Eddie slammed a ball he had been aiming at into the side pocket. Then he leaned gently on his cue and said, “Hi. Where’ve you been?”
Bert took a seat, adjusting his trouser legs as he sat down. “Here and there,” he said, with no particular tone of voice.
“How’s business?”
He pursed his lips. “Business is slow.”
There was nothing else to say just then. Eddie began shooting the balls again, conscious that Bert was watching him and, in all probability, judging him.
When he had finished out the rack, Bert spoke, “Why the open-hand bridge? Is there something wrong with the hands?”
Eddie grinned at him. “An accident. At Arthur’s.”
He expected Bert to say something to the effect of “I told you so,” but Bert did not. He said, “Oh?” and raised his pale eyebrows. “You seem to do all right that way.”
“Fair.” Eddie began racking the balls. “I’d say my game was maybe twenty per cent off. Maybe more.”
“If that’s right you aren’t in too bad a shape. What happened? They step on your hands?”
“Thumbs,” Eddie said, shooting. “A big bastard broke them.”
Bert seemed interested. “Man named Turtle Baker?”
Eddie couldn’t help looking surprised. “You know everybody, don’t you?”
Bert seemed very pleased with this. “Everybody who can hurt me,” he said, pursing his lips again, “and everybody who can help me. It pays.”
Eddie began working on corner pocket shots, the thin cuts where the cue ball must be given a natural roll. Finally he said, “You should give me lessons.”
Bert looked at him thoughtfully. “Sign up.”
Eddie did not answer but went back to the shooting, flicking the colored balls on the side with the white ball, making them edge gently into the pocket, while the cue ball went hurtling around the table. The shot was a pleasant one to shoot; possibly it was the combination of sped and slowness, and the inevitability of the motions when it was shot right. Then, finally, when he had finished with the fifteen balls, he looked up at Bert again. “Where do I sign?”
Bert adjusted his steel-rimmed glasses on his nose. “For Lexington?”
“For anywhere you say.” Eddie grinned. “Boss.”
Bert’s eyes were wide, seeming even wider under the thick glasses. “What happened to you?”
“Like I said. My thumbs.”
“I don’t mean the thumbs. You already told me about the thumbs.”
Eddie thought about this a minute. Then he said, “Maybe I’ve been thinking.”
“Thinking about what?”
“About how maybe I’m not such a high-class piece of property right now. And about how maybe playing for a twenty-five per cent slice of something big is better than playing for nickels and dimes.”
“Well,” Bert said, leaning back in his chair, his small hands folded delicately on his lap. “Of course, with your hands in the condition they’re in…”
Eddie grinned. “You can come off that right now. You know damn well I can beat your Findlay, thumbs or no thumbs. And they didn’t break my ‘character’ at Arthur’s. That’s what you said was wrong with me, remember?”

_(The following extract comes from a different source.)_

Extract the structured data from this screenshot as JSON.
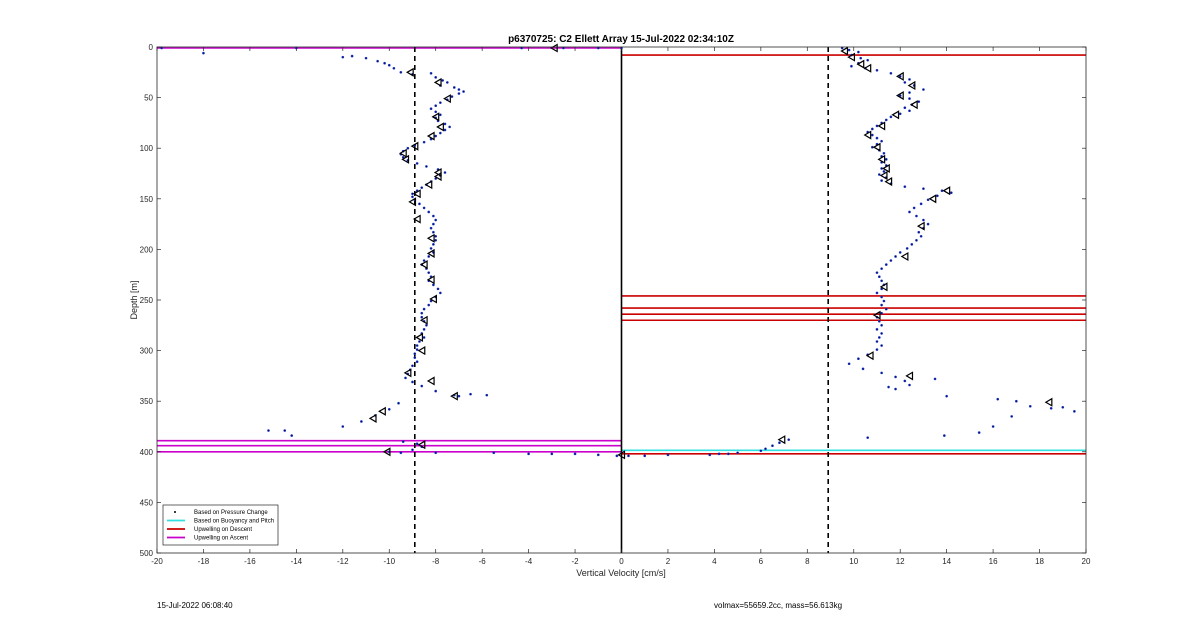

“I remember,” Bert said. He paused a few minutes, apparently in deep concentration, his little pink hands with the impeccable fingernails twitching mildly in his soft lap. Finally he said, “All right. Day after tomorrow. Seven o’clock in the morning.”
Eddie blinked at him. “Seven in the morning? What in hell for? I haven’t been up at that time of night since I was going to Sunday school.”
Bert smiled. “You should never of quit going to Sunday school. You’re the type. You look like you’ve got morals.”
“Thanks. You look like Santa Claus.”
“Oh, I’ve got morals too. I was brought up right. Only you look like you’ve got the good kind of morals. Anyway, you get up and meet me just like going to Sunday school, day after tomorrow, right here at seven o’clock. That way we can drive to Lexington in a day.” And then, his voice more easy, “I don’t like to get up at seven either.”
“Okay,” Eddie said, “I’ll bring my cue.”
“And one more thing,” Bert said. “I’m paying all the expenses and I’m taking all the risks. So while you’re with me you’ll play it my way.”
“I figured to,” Eddie said, not looking up at him. He bent down, concentrating on a long shot on the four ball, which sat, a quiet sphere of dull purple, in the middle of the table. He took careful aim, swung powerfully, and hammered it into the far corner pocket. The cue ball came to a dead stop. He looked over at Bert.